None of this is possible without philanthropic partnerships, and when they revoke or change their commitments, as I am watching some do, it puts nonprofit employees at risk, and ultimately their ability to secure the future of the culture-makers who will, through art, help us make sense, thrive, and convene at this exact moment.
By readjusting the centers and securing the bases of these organizations through fearless, brave, and deep philanthropic gifts, community-based Black arts organizations can be fully realized: as centers of resource sharing and safety—even virtually—as the vulnerable populations (artists, nonprofit employees, contract support services, all) look to the organizations to provide beauty, meaning, sanctuary, respite, reprieve.

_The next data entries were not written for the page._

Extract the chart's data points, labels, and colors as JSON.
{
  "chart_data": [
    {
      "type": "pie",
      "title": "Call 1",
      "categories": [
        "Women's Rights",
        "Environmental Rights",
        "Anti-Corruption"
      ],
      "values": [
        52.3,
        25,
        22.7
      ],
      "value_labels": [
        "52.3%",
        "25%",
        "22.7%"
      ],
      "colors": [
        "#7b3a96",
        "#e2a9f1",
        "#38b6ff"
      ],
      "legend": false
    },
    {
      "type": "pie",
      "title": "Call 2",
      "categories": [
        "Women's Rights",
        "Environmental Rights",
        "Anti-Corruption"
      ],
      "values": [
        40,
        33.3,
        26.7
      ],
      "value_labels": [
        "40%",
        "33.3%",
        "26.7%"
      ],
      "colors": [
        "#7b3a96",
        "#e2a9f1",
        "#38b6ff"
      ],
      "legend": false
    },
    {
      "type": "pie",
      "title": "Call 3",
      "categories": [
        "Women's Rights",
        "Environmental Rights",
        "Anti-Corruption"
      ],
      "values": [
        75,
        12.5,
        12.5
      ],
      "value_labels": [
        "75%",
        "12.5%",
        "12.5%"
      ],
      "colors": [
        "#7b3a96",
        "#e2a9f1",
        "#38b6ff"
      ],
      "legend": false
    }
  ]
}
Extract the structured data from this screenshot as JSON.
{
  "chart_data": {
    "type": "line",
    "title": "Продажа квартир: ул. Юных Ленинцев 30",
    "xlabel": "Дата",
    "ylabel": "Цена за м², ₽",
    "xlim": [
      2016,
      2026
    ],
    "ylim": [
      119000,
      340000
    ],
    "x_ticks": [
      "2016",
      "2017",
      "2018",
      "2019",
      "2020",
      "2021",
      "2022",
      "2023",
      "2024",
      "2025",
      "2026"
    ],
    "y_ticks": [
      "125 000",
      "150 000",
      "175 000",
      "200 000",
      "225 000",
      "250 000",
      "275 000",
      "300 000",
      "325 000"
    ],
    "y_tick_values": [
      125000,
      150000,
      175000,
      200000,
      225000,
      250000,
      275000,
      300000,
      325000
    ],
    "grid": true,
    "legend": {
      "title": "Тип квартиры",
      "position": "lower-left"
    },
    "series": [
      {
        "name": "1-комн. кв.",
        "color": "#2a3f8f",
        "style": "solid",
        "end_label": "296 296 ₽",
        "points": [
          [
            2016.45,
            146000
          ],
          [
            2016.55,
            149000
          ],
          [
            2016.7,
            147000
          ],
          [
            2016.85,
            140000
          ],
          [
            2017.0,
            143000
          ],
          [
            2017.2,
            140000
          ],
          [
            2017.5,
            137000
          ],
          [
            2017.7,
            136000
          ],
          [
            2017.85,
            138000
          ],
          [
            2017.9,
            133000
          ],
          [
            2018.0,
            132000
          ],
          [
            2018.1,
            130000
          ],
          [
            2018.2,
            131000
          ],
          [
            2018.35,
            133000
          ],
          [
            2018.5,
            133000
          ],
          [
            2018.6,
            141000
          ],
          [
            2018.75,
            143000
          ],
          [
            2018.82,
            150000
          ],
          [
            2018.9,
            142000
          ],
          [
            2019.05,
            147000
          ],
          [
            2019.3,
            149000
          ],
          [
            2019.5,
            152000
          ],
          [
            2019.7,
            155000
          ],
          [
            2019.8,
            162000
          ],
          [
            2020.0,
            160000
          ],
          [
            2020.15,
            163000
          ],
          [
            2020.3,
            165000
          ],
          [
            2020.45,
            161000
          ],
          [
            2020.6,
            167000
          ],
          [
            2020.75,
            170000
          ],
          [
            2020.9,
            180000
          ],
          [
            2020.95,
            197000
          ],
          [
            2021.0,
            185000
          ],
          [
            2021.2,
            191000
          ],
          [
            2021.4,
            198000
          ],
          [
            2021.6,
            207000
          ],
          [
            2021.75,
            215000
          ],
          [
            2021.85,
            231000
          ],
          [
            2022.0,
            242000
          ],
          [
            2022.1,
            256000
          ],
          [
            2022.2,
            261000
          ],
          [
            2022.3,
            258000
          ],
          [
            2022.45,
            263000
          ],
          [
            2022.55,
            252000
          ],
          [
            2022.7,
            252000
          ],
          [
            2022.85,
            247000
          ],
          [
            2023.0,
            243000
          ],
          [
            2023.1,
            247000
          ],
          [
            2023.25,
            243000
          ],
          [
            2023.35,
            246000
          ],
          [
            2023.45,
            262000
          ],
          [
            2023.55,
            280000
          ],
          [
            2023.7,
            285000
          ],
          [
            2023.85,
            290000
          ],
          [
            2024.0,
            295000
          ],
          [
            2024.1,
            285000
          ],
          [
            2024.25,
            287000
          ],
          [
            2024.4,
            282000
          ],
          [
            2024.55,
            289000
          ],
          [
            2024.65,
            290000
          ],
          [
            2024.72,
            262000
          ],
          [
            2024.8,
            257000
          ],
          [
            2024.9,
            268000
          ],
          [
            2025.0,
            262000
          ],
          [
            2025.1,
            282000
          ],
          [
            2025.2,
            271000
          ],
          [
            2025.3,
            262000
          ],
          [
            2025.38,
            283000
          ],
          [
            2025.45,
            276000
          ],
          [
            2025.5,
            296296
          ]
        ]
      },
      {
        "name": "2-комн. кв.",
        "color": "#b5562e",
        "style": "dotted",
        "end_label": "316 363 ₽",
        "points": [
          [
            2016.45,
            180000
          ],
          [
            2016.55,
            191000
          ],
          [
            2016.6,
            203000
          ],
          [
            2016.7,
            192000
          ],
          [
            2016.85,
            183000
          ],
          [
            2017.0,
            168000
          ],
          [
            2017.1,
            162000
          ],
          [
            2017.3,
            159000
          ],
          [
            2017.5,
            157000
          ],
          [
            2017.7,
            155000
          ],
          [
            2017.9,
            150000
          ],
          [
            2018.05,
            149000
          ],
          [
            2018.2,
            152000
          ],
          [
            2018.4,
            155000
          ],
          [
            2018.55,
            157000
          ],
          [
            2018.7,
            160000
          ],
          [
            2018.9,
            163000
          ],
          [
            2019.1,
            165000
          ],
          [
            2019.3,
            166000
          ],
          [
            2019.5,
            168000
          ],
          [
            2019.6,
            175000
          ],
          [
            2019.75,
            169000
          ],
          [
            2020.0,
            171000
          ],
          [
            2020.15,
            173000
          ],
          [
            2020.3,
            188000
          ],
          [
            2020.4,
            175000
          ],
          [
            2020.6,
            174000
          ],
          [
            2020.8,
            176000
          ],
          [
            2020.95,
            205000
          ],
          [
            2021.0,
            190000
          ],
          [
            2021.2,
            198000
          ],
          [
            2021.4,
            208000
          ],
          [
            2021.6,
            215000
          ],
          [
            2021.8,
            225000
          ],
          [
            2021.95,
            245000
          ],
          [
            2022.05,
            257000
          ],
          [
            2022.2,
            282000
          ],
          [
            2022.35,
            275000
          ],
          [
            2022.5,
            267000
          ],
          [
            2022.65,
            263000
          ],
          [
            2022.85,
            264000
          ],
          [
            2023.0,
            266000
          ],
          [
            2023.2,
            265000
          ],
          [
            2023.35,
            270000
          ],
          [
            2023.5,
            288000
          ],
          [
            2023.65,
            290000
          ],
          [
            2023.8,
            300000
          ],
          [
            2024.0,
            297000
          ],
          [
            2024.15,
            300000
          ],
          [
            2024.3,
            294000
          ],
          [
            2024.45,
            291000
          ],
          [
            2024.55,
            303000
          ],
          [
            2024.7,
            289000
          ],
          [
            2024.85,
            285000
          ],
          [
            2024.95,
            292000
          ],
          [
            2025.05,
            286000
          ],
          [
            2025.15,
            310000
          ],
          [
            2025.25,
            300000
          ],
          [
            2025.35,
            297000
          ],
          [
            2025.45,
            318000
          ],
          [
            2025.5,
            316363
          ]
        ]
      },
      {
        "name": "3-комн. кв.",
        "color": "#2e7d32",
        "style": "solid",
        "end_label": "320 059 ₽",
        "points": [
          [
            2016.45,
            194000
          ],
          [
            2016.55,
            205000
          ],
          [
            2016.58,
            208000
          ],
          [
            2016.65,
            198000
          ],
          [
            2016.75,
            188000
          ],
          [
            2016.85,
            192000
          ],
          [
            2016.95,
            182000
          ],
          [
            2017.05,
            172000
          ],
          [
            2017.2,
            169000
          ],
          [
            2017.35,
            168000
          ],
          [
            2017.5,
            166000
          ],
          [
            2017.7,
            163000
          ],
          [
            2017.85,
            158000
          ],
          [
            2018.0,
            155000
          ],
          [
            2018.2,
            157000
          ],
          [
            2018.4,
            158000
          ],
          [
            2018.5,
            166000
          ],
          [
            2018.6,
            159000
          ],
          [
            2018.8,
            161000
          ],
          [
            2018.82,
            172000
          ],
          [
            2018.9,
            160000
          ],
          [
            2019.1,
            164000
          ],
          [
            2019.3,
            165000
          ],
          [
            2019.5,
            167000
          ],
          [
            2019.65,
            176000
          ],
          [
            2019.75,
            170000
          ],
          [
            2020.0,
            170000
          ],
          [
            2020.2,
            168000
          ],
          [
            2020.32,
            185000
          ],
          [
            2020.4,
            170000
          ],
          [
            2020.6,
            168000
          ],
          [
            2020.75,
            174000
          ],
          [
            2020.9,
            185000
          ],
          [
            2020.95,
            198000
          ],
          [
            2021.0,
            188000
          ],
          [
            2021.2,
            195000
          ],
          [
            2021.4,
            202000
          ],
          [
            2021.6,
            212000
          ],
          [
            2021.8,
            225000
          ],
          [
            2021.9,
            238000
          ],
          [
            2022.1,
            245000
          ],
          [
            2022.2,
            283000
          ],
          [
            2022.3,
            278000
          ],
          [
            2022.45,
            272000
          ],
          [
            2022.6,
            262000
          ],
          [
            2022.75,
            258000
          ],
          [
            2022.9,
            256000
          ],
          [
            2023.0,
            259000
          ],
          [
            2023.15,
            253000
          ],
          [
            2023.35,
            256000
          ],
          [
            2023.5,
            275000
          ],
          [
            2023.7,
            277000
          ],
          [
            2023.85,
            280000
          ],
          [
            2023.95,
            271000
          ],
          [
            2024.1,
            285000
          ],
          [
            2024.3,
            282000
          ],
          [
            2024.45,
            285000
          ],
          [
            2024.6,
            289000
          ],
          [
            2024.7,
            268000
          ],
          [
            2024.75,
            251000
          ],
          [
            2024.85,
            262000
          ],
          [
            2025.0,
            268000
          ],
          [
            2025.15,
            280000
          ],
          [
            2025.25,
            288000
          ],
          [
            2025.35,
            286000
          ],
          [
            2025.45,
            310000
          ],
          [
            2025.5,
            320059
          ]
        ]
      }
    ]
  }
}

Certainly no group will emerge whole from this, or return to base operations prior to the global pandemic. But as I read the news and hear from my friends across the country about the ways in which their own security has shifted and how institutions and foundations with billion-dollar or million-dollar endowments continue to practice contrition at this moment instead of emergent, unprecedented generosity, I mourn. I get furious. I mourn some more.
How do we come back to a place that, in moments of crisis, have shown through sweeping actions and statements like, “funding the critical needs” and “more vulnerable populations” that maybe they don’t believe in culture’s true power, its ability to be an acceptable vehicle of service to the people they say they are now pivoting towards? And we can’t have culture without the people lifting it up?
How do we reframe our thinking about the art + culture field in this crisis moment, and yes, support the artists, and beyond the artists, remember the people…who are so often still artists, and the administrators, and the contract educators, and the fundraisers, the part time visitor services, the receptionists, the building maintenance crews, the invisible third shifters…and include them in the “vulnerable populations” worthy of funding? In the space for which we will fight for funding, for their critical inclusion in the path towards whatever tomorrow holds? And then, when we get to tomorrow, continue those commitments?
My refrain for these last few weeks when someone from the philanthropic sector has asked my advice on how to respond, and I say swiftly, and without hesitation: Cut the checks.
Culture can’t move without its people.